The ferruginous antbird has no subspecies, but what is now Bertoni's antbird (Drymophila rubricollis) was previously treated as a subspecies of it.

==Description==

The ferruginous antbird is 12 to 13 cm long and weighs 9.5 to 11.5 g. Adult males have a black crown, a white supercilium, a wide black band through the eye, and white cheeks with black speckles. Their upperparts are mostly reddish yellow-brown with a (usually hidden) white patch between the scapulars and a rufous rump. Their wings are brownish black with buffish edges on the flight feathers and wide white tips on the coverts. Their tail is black with wide white tips on the feathers. Their chin is white with black speckles; their throat and underparts are rufous. Females are similar to males but are paler, with olive streaks on the crown, rufous tips on the wing coverts, and no white patch between the scapulars. Subadult males resemble adult females with the interscapular patch, wide buff edges on the crown feathers, a buff-tinged supercilium, and paler underparts.

==Distribution and habitat==

The ferruginous antbird is found in southeastern Brazil in an area roughly defined by southeastern Bahia, northeastern Santa Catarina, east-central Minas Gerais, and western São Paulo states. It inhabits stands of bamboo, mostly along the edges of primary evergreen forest. It also inhabits bamboo in secondary woodland, in openings made by fallen trees, and in pure stand-alone patches.

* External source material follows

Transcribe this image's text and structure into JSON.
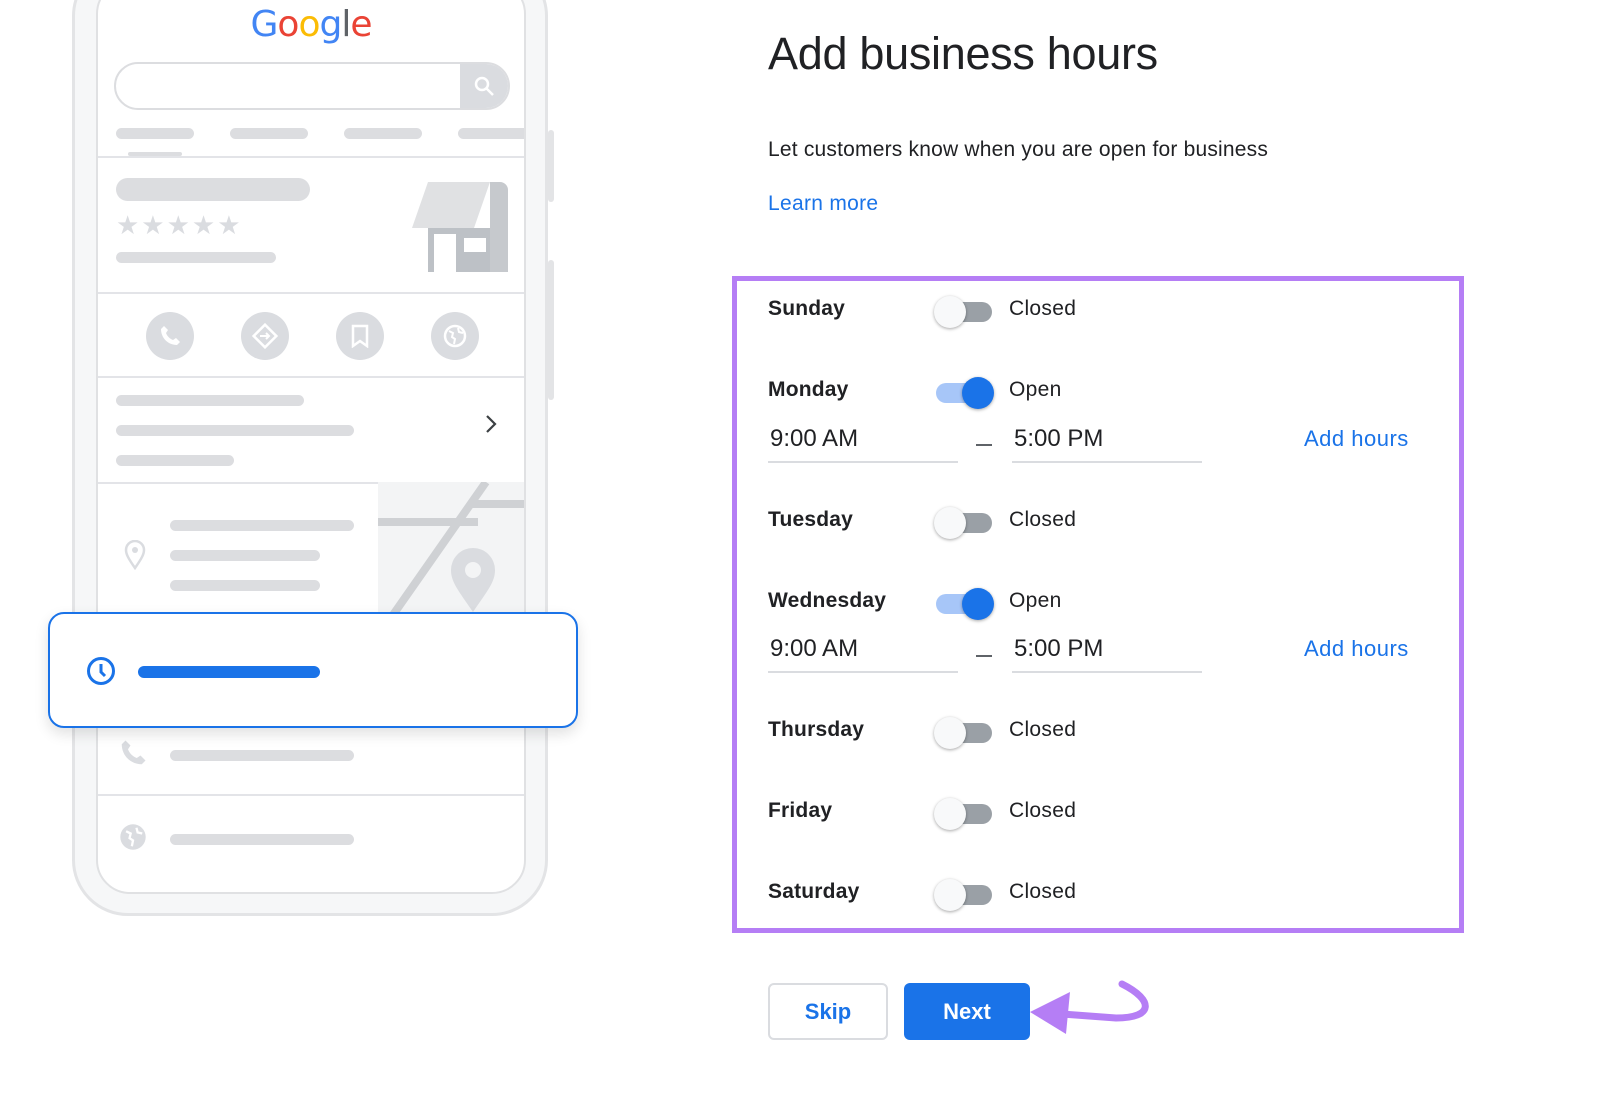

It mostly occurs from sea level to 1200 m but is occasionally found as high as 1600 m.

==Behavior==
===Movement===

The ferruginous antbird is believed to be a year-round resident throughout its range.

===Feeding===

The ferruginous antbird feeds mostly on a wide variety of arthropods. It typically forages individually, in pairs, and in family groups, usually within about 10 m of the ground. It often joins mixed-species feeding flocks but is not known to follow army ants. It typically forages at the edges of bamboo patches where the bamboo is tangled with the forest understorey, though also within patches of younger bamboo. It gleans prey from live leaves and stems by reaching, lunging, or making short flights from a perch. It also probes and tears at clusters of dead leaves.

===Breeding===

The ferruginous antbird breeds between October and February. The one known nest was a basket made from strands of moss hanging from a fork in a fern leaf only 1 m above the ground. The eggs in it were white with reddish-brown speckles, blotches, and lines. The typical clutch size, incubation period, time to fledging, and details of parental care are not known.

===Vocalization===

The ferruginous antbird's song is a "very high, loud, sharp 'tit-tuweéw' (1 x or 3 x without interval)". Its calls include a "rich 'chewp' and [a] short, 'chirring' rattle".

==Status==

The IUCN has assessed the ferruginous antbird as being of Least Concern. It has a large range; its population size is not known and is believed to be stable. No immediate threats have been identified. It is considered common across its range and occurs in several large protected areas. "Its ability to utilize second-growth habitats may render it less vulnerable to disturbance than are most other antbirds."